Maka, ketika pemerintah pusat melalui Keputusan Mendagri Nomor 100.2.1.3-3725/2024 secara diam-diam memindahkan empat pulau, Mangkir Besar, Mangkir Kecil, Lipan, dan Tokong Ban, ke wilayah Sumut, itu bukan hanya soal batas peta, tetapi soal kepercayaan dan keutuhan perjanjian damai Helsinki.
Para purnawirawan tahu, keputusan sepihak seperti ini adalah pelanggaran diam-diam terhadap otonomi khusus Aceh, dan yang lebih dalam, mereka melihat bahwa ini bagian dari pola baru, pusat kembali mengambil alih kendali atas daerah-daerah kaya sumber daya, terutama yang memiliki sejarah politik tersendiri.
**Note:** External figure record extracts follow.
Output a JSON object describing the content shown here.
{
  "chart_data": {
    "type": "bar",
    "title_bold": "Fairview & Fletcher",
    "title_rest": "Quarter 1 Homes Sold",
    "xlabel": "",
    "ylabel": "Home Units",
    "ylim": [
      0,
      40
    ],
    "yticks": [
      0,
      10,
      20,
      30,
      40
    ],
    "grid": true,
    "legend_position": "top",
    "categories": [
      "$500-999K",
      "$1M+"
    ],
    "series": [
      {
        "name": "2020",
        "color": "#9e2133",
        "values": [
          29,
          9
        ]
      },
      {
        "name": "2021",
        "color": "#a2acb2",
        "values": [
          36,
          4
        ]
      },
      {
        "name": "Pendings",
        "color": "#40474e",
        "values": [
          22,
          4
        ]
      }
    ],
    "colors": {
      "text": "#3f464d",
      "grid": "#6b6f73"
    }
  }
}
Lalu di mana posisi Gibran?
Sebagai simbol dari konsolidasi kekuasaan pasca-Jokowi, Gibran bukan hanya representasi dari praktik politik keluarga, tetapi juga simbol dari sistem yang kini mulai menggeser keseimbangan antara pusat dan daerah.
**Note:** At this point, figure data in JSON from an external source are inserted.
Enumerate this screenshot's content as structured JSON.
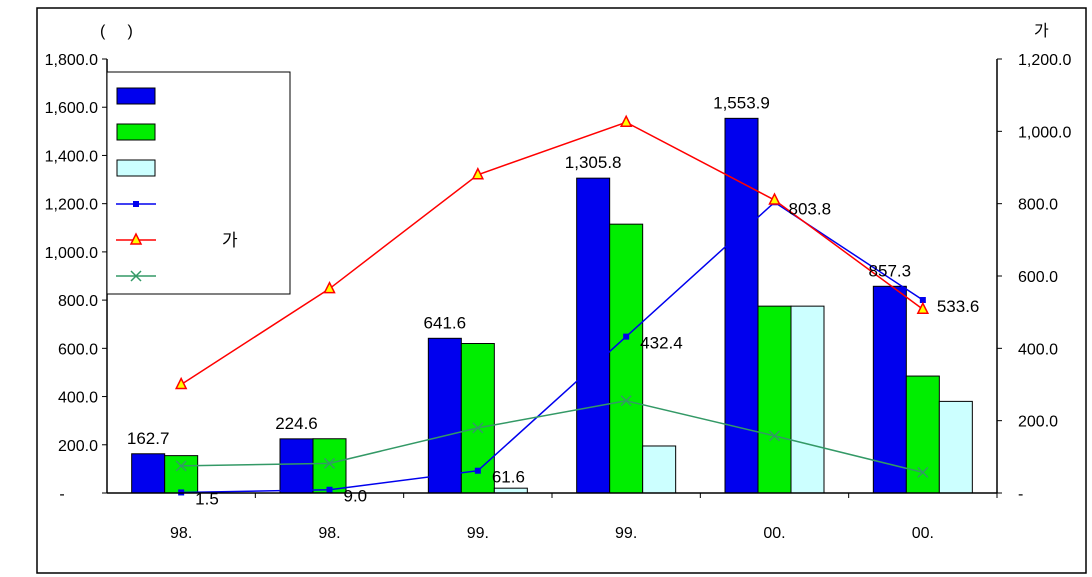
{
  "chart_data": {
    "type": "bar",
    "title": "",
    "left_unit_label": "(     )",
    "right_unit_label": "가",
    "categories": [
      "98.",
      "98.",
      "99.",
      "99.",
      "00.",
      "00."
    ],
    "ylim_left": [
      0,
      1800
    ],
    "ylim_right": [
      0,
      1200
    ],
    "left_ticks": [
      "-",
      "200.0",
      "400.0",
      "600.0",
      "800.0",
      "1,000.0",
      "1,200.0",
      "1,400.0",
      "1,600.0",
      "1,800.0"
    ],
    "right_ticks": [
      "-",
      "200.0",
      "400.0",
      "600.0",
      "800.0",
      "1,000.0",
      "1,200.0"
    ],
    "legend_position": "top-left",
    "bar_series": [
      {
        "name": "",
        "color": "#0000ee",
        "axis": "left",
        "values": [
          162.7,
          224.6,
          641.6,
          1305.8,
          1553.9,
          857.3
        ],
        "labels": [
          "162.7",
          "224.6",
          "641.6",
          "1,305.8",
          "1,553.9",
          "857.3"
        ]
      },
      {
        "name": "",
        "color": "#00ee00",
        "axis": "left",
        "values": [
          155,
          225,
          620,
          1115,
          775,
          485
        ],
        "labels": []
      },
      {
        "name": "",
        "color": "#ccffff",
        "axis": "left",
        "values": [
          0,
          0,
          20,
          195,
          775,
          380
        ],
        "labels": []
      }
    ],
    "line_series": [
      {
        "name": "",
        "color": "#0000ee",
        "marker": "square",
        "axis": "right",
        "values": [
          1.5,
          9.0,
          61.6,
          432.4,
          803.8,
          533.6
        ],
        "labels": [
          "1.5",
          "9.0",
          "61.6",
          "432.4",
          "803.8",
          "533.6"
        ]
      },
      {
        "name": "가",
        "color": "#ff0000",
        "marker": "triangle",
        "axis": "right",
        "values": [
          300,
          565,
          880,
          1025,
          810,
          508
        ],
        "labels": []
      },
      {
        "name": "",
        "color": "#339966",
        "marker": "x",
        "axis": "right",
        "values": [
          75,
          82,
          180,
          255,
          158,
          57
        ],
        "labels": []
      }
    ]
  }
}
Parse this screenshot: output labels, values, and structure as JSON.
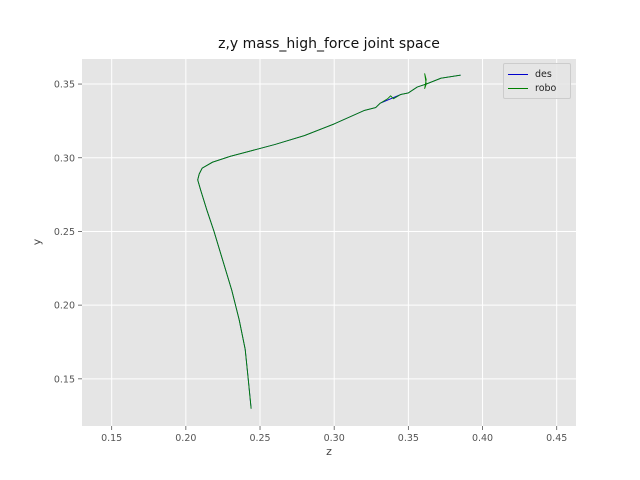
{
  "chart_data": {
    "type": "line",
    "title": "z,y mass_high_force joint space",
    "xlabel": "z",
    "ylabel": "y",
    "xlim": [
      0.13,
      0.463
    ],
    "ylim": [
      0.118,
      0.367
    ],
    "xticks": [
      0.15,
      0.2,
      0.25,
      0.3,
      0.35,
      0.4,
      0.45
    ],
    "yticks": [
      0.15,
      0.2,
      0.25,
      0.3,
      0.35
    ],
    "xtick_labels": [
      "0.15",
      "0.20",
      "0.25",
      "0.30",
      "0.35",
      "0.40",
      "0.45"
    ],
    "ytick_labels": [
      "0.15",
      "0.20",
      "0.25",
      "0.30",
      "0.35"
    ],
    "grid": true,
    "legend_position": "top-right",
    "series": [
      {
        "name": "des",
        "color": "#0000cc",
        "x": [
          0.385,
          0.372,
          0.362,
          0.356,
          0.35,
          0.345,
          0.338,
          0.331,
          0.328,
          0.32,
          0.3,
          0.28,
          0.26,
          0.245,
          0.23,
          0.218,
          0.211,
          0.209,
          0.208,
          0.21,
          0.214,
          0.219,
          0.225,
          0.231,
          0.236,
          0.24,
          0.242,
          0.244
        ],
        "y": [
          0.356,
          0.354,
          0.35,
          0.348,
          0.344,
          0.343,
          0.34,
          0.337,
          0.334,
          0.332,
          0.323,
          0.315,
          0.309,
          0.305,
          0.301,
          0.297,
          0.293,
          0.289,
          0.285,
          0.278,
          0.265,
          0.25,
          0.23,
          0.21,
          0.19,
          0.17,
          0.15,
          0.13
        ]
      },
      {
        "name": "robo",
        "color": "#008000",
        "x": [
          0.385,
          0.372,
          0.362,
          0.361,
          0.362,
          0.361,
          0.362,
          0.356,
          0.35,
          0.345,
          0.34,
          0.338,
          0.336,
          0.331,
          0.328,
          0.32,
          0.3,
          0.28,
          0.26,
          0.245,
          0.23,
          0.218,
          0.211,
          0.209,
          0.208,
          0.21,
          0.214,
          0.219,
          0.225,
          0.231,
          0.236,
          0.24,
          0.242,
          0.244
        ],
        "y": [
          0.356,
          0.354,
          0.35,
          0.357,
          0.353,
          0.347,
          0.35,
          0.348,
          0.344,
          0.343,
          0.34,
          0.342,
          0.34,
          0.337,
          0.334,
          0.332,
          0.323,
          0.315,
          0.309,
          0.305,
          0.301,
          0.297,
          0.293,
          0.289,
          0.285,
          0.278,
          0.265,
          0.25,
          0.23,
          0.21,
          0.19,
          0.17,
          0.15,
          0.13
        ]
      }
    ]
  }
}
Purnawirawan tidak hanya menggugat keabsahan politik Gibran, tetapi memperlihatkan kecemasan sistemik terhadap arah pemerintahan baru yang mereka nilai akan mengulang pola otoriter dalam wajah demokrasi elektoral.
Dengan kata lain, surat pemakzulan Gibran adalah peringatan dini.
Dan sengketa empat pulau Aceh adalah indikator bahwa peringatan itu punya dasar yang nyata.
Keduanya terhubung oleh satu benang merah, kegelisahan elite lama terhadap arah politik baru yang terlalu cepat mengkonsolidasi kekuasaan dan mulai mengacak-acak tatanan pascareformasi.
Purnawirawan bukan sekadar nostalgia kekuasaan.
Mereka adalah mata yang dulu pernah melihat negara hampir runtuh karena kesewenang-wenangan.
Maka ketika mereka bersuara hari ini, tak boleh dianggap sepele.